# Olan Mills Awesomeness



## Capt Worley PE (Aug 11, 2009)

Sadly, I do remember the 70s and pictures like this...

http://www.thewebmirror.com/olan-mills-awesomeness/


----------



## snickerd3 (Aug 11, 2009)

Those are great!! :rotflmao:


----------



## frazil (Aug 11, 2009)

LMAO!! Those are awesome!


----------



## csb (Aug 11, 2009)

I've always loved those pictures. I'm now glad my parents were too cheap in the early 80s to shell out for a floating head picture.


----------



## Chucktown PE (Aug 11, 2009)

That is great. I'm forwarding that to everyone I know.


----------



## Flyer_PE (Aug 11, 2009)

I also remember the 70s and they were that orange.


----------



## Capt Worley PE (Aug 11, 2009)

^Sadly, you are correct.


----------



## Melanie11 (Aug 11, 2009)

My friend emailed this to me last year and I was crying I was laughing so hard.

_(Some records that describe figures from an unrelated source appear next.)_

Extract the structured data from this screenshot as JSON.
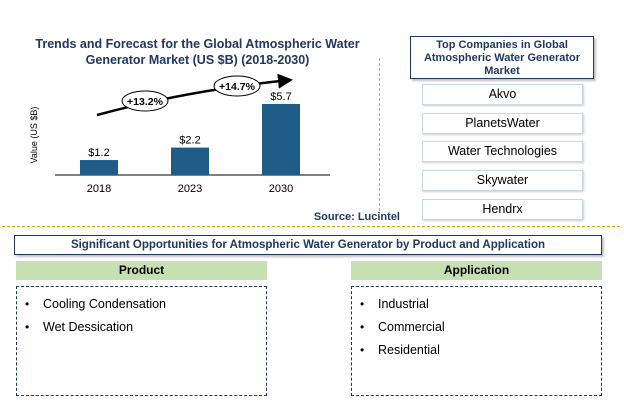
{
  "chart_data": {
    "type": "bar",
    "title": "Trends and Forecast for the Global  Atmospheric Water Generator Market (US $B) (2018-2030)",
    "ylabel": "Value (US $B)",
    "xlabel": "",
    "categories": [
      "2018",
      "2023",
      "2030"
    ],
    "values": [
      1.2,
      2.2,
      5.7
    ],
    "data_labels": [
      "$1.2",
      "$2.2",
      "$5.7"
    ],
    "growth_annotations": [
      "+13.2%",
      "+14.7%"
    ],
    "bar_color": "#1f5c87",
    "grid": false,
    "legend": "none"
  },
  "source": "Source: Lucintel",
  "companies": {
    "title": "Top Companies in Global Atmospheric Water Generator Market",
    "items": [
      "Akvo",
      "PlanetsWater",
      "Water Technologies",
      "Skywater",
      "Hendrx"
    ]
  },
  "opportunities": {
    "title": "Significant Opportunities for Atmospheric Water Generator by Product  and Application",
    "product": {
      "header": "Product",
      "items": [
        "Cooling Condensation",
        "Wet Dessication"
      ]
    },
    "application": {
      "header": "Application",
      "items": [
        "Industrial",
        "Commercial",
        "Residential"
      ]
    }
  }
}
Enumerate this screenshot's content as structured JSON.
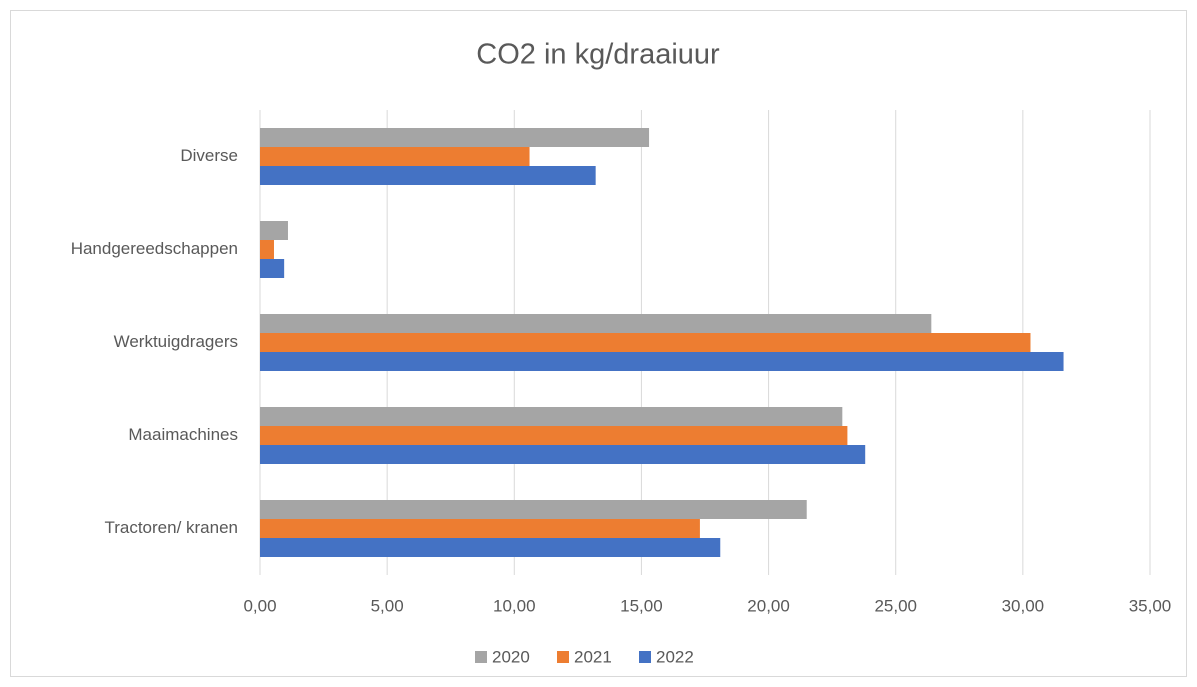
{
  "chart_data": {
    "type": "hbar",
    "title": "CO2 in kg/draaiuur",
    "categories": [
      "Diverse",
      "Handgereedschappen",
      "Werktuigdragers",
      "Maaimachines",
      "Tractoren/ kranen"
    ],
    "series": [
      {
        "name": "2020",
        "color": "#a5a5a5",
        "values": [
          15.3,
          1.1,
          26.4,
          22.9,
          21.5
        ]
      },
      {
        "name": "2021",
        "color": "#ed7d31",
        "values": [
          10.6,
          0.55,
          30.3,
          23.1,
          17.3
        ]
      },
      {
        "name": "2022",
        "color": "#4472c4",
        "values": [
          13.2,
          0.95,
          31.6,
          23.8,
          18.1
        ]
      }
    ],
    "xlim": [
      0,
      35
    ],
    "xticks": [
      {
        "value": 0,
        "label": "0,00"
      },
      {
        "value": 5,
        "label": "5,00"
      },
      {
        "value": 10,
        "label": "10,00"
      },
      {
        "value": 15,
        "label": "15,00"
      },
      {
        "value": 20,
        "label": "20,00"
      },
      {
        "value": 25,
        "label": "25,00"
      },
      {
        "value": 30,
        "label": "30,00"
      },
      {
        "value": 35,
        "label": "35,00"
      }
    ],
    "grid": true,
    "legend": "bottom"
  }
}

Our house was very orange growing up and we had mustard colored appliances. We also have one or two olan mills family pics.


----------



## Wolverine (Aug 11, 2009)

...must...resist...urge...to...post..."Southwestern Aztec Ponchos" picture from 1975...

And dad was in a light blue leisure suit I think. Oh it was a beaut.


----------



## kevo_55 (Aug 11, 2009)

The cat one is the best! :Locolaugh:


----------